Unfortunately, Cozzi doesn’t pull off his set-pieces with the same brilliance as Sir Alfred (how many directors could?) and a long middle section with the killer following Luca and Laura drains of tension the longer it goes on. The cuts back to Mainardi vs the inspector become increasingly less frequent and the mechanics of the web of deceit Mainardi tries to weave to satisfy his interrogator’s questions is quickly dispensed with.

That Luca and Laura are a fairly unlikeable couple who spend most of their time bickering adds to the tedium, while the genuine bits of suspense or flashes of violence are misogynistic to the hilt.

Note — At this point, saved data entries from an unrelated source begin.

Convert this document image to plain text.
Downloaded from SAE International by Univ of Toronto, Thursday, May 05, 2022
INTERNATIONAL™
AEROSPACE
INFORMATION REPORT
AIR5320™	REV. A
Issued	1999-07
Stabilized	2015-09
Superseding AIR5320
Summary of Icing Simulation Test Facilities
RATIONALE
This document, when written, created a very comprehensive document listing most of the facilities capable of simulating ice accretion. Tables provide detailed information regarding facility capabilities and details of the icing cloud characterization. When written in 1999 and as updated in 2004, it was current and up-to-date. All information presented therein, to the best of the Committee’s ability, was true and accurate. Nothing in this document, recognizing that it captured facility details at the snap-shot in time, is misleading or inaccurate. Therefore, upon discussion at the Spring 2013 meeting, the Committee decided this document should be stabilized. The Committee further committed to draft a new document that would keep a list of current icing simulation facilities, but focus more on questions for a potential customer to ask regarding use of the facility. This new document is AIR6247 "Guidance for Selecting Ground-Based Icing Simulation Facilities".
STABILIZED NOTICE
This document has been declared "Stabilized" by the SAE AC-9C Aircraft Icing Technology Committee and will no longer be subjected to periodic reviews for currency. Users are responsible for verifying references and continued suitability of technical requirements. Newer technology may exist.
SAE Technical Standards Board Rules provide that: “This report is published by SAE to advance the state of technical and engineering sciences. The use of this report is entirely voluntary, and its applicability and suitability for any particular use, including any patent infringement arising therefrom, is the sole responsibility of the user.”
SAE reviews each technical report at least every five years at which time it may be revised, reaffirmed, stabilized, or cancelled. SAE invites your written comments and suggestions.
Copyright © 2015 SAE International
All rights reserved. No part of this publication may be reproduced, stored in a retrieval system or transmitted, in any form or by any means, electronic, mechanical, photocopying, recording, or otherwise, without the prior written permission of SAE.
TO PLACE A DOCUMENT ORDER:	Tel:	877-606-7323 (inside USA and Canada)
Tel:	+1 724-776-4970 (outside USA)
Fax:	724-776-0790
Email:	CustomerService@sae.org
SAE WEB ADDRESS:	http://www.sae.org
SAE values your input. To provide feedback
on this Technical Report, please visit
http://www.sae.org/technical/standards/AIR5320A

Perhaps more so than the norm even for such a notoriously phallocentric subgenre as the giallo. Cozzi’s harshest directorial decision is to intercut a sleazily eroticized rape scene with a graphic (consensual) sex scene, scoring the whole grubby sequence to an ‘Elvira Madigan’-style tinkling piano theme.

Overall, women are treated like shit in this film, starting with the anonymous murder victim whose broken body is tossed in the back of a car which in turn is unceremoniously consigned to the deep. Mainardi’s contempt for his wife extends to her continued existence on the planet. Luca compels Laura to expose her breasts to distract an attendant during a gas station robbery. The ditzy blonde (Femi Benussi) whom Luca picks up after an argument with Laura is written in purely to up the sex and violence quota.


If you can get over that – and the draggy middle section – ‘The Killer Must Kill’ again is a decent thriller with good turns from Hilton and, particularly, Antoine. His skeletal visage and unblinking intensity are unforgettable, as much an avatar of the cold and unmerciful workings of fate as Javier Bardem’s Anton Chigurh in ‘No Country for Old Men’.